With the release of Ubuntu Lucid Lynx, the use of an encrypted /home is becoming a pretty common and simple to setup thing. This is good news for privacy reasons obviously. The next step which a lot of users are reluctant to accomplish is the use of an encrypted swap. One of the most obvious reasons is that in most cases it breaks the suspend and hibernate functions.
Here is a little HOWTO on how to switch from normal swap to encrypted swap and back. That way, when you need a secure laptop (trip to a conference, or situtation with risk of theft) you can active it, and then deactivate it when you're at home for example.
Turn it off

The idea is to turn off swap, remove the ecryptfs layer, reformat your partition with normal swap and enable it. We use sda5 as an example for the swap partition, please use your own (fdisk -l will tell you which swap partition you are using - or in /etc/crypttab)
sudo swapoff -a sudo cryptsetup remove /dev/mapper/cryptswap1 sudo vim /etc/crypttab *remove the /dev/sda5 line* sudo /sbin/mkswap /dev/sda5 sudo swapon /dev/sda5 sudo vim /etc/fstab *replace /dev/mapper/cryptswap1 with /dev/sda5*
If this is is useful, you can probably stick it in a script to turn on and off... maybe we could get an ecryptfs-unsetup-swap into ecryptfs.
Comments
please dont't try this with ubuntu 11.10 - the creation of an unencrypted swap file works, but not resuming. I'm locked out...

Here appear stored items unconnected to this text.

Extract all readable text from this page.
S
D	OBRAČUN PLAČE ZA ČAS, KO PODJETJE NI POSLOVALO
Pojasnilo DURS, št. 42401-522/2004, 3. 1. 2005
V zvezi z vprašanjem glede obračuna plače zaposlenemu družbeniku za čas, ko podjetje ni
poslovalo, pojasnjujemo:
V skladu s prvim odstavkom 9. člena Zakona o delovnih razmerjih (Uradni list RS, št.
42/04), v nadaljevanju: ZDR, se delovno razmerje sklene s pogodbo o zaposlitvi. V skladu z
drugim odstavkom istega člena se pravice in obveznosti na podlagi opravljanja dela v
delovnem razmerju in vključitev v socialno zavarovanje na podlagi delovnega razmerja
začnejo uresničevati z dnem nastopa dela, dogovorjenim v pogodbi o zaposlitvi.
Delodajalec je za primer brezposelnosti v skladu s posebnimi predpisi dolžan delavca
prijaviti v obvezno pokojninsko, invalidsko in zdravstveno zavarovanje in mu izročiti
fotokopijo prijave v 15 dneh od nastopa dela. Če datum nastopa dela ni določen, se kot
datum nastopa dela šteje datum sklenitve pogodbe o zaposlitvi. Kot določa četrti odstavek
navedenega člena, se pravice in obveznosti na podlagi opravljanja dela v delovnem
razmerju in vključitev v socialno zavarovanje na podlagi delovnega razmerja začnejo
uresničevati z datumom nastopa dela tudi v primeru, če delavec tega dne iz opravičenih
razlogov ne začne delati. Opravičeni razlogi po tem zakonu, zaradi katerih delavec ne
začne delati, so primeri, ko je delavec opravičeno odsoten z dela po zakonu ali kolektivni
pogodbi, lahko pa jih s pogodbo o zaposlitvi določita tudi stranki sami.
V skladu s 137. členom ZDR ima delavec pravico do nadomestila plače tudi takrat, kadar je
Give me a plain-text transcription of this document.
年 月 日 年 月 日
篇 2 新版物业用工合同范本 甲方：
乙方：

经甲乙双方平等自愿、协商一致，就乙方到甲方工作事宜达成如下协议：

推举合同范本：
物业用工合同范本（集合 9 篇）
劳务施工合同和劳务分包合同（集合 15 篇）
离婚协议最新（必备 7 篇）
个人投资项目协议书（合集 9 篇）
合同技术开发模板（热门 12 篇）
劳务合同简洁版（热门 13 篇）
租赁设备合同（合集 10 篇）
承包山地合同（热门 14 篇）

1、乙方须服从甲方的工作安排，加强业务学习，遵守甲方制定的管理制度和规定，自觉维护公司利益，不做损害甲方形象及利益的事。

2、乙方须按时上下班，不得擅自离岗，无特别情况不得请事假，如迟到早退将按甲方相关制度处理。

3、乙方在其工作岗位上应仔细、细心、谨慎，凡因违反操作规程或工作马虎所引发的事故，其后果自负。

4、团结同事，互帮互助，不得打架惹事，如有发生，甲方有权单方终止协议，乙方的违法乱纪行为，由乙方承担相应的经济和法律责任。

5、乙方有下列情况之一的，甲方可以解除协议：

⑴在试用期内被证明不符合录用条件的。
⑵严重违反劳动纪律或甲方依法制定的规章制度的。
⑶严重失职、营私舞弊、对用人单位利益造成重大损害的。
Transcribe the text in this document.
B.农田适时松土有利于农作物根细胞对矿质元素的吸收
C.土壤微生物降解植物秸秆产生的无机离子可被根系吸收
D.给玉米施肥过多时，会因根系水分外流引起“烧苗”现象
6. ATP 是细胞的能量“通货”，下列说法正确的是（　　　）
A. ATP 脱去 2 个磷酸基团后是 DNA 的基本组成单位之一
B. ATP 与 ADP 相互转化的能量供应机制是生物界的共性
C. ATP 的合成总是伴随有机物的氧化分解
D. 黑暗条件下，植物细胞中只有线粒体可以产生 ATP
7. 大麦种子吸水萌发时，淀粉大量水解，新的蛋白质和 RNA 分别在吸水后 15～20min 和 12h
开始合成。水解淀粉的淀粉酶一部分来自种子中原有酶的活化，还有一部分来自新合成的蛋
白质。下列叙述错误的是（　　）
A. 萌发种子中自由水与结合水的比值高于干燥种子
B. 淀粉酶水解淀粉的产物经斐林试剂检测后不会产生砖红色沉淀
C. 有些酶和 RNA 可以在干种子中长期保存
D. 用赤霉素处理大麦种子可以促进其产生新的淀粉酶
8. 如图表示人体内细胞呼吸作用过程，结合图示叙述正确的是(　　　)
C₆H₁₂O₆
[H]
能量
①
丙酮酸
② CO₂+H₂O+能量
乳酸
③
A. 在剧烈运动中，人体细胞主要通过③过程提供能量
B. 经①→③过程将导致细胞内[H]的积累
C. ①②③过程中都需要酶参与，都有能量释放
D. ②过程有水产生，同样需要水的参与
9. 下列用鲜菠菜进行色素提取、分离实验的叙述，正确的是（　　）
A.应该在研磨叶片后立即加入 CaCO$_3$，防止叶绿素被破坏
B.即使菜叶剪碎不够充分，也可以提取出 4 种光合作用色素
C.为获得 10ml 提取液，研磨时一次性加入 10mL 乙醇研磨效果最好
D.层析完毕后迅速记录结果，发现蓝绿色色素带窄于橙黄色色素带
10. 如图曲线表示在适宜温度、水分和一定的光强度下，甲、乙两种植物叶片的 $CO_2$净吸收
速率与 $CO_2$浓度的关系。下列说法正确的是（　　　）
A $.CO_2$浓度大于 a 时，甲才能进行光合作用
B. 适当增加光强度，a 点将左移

When you do the ecryptfs-setup-swap, you should make sure you have enough free memory to briefly go without swap, because swap gets turned off during that process. Thanks for the post.
Great article! I tried it in Ubuntu 11.10 and it worked fine.
I've added it to my snippets collection: http://codenachos.com/view/ubuntu-enable-and-disable-swap-encryption
You do not need this how-to for Ubuntu 11.04 or later. They automatically encrypt the swap if you choose to have an encrypted home folder.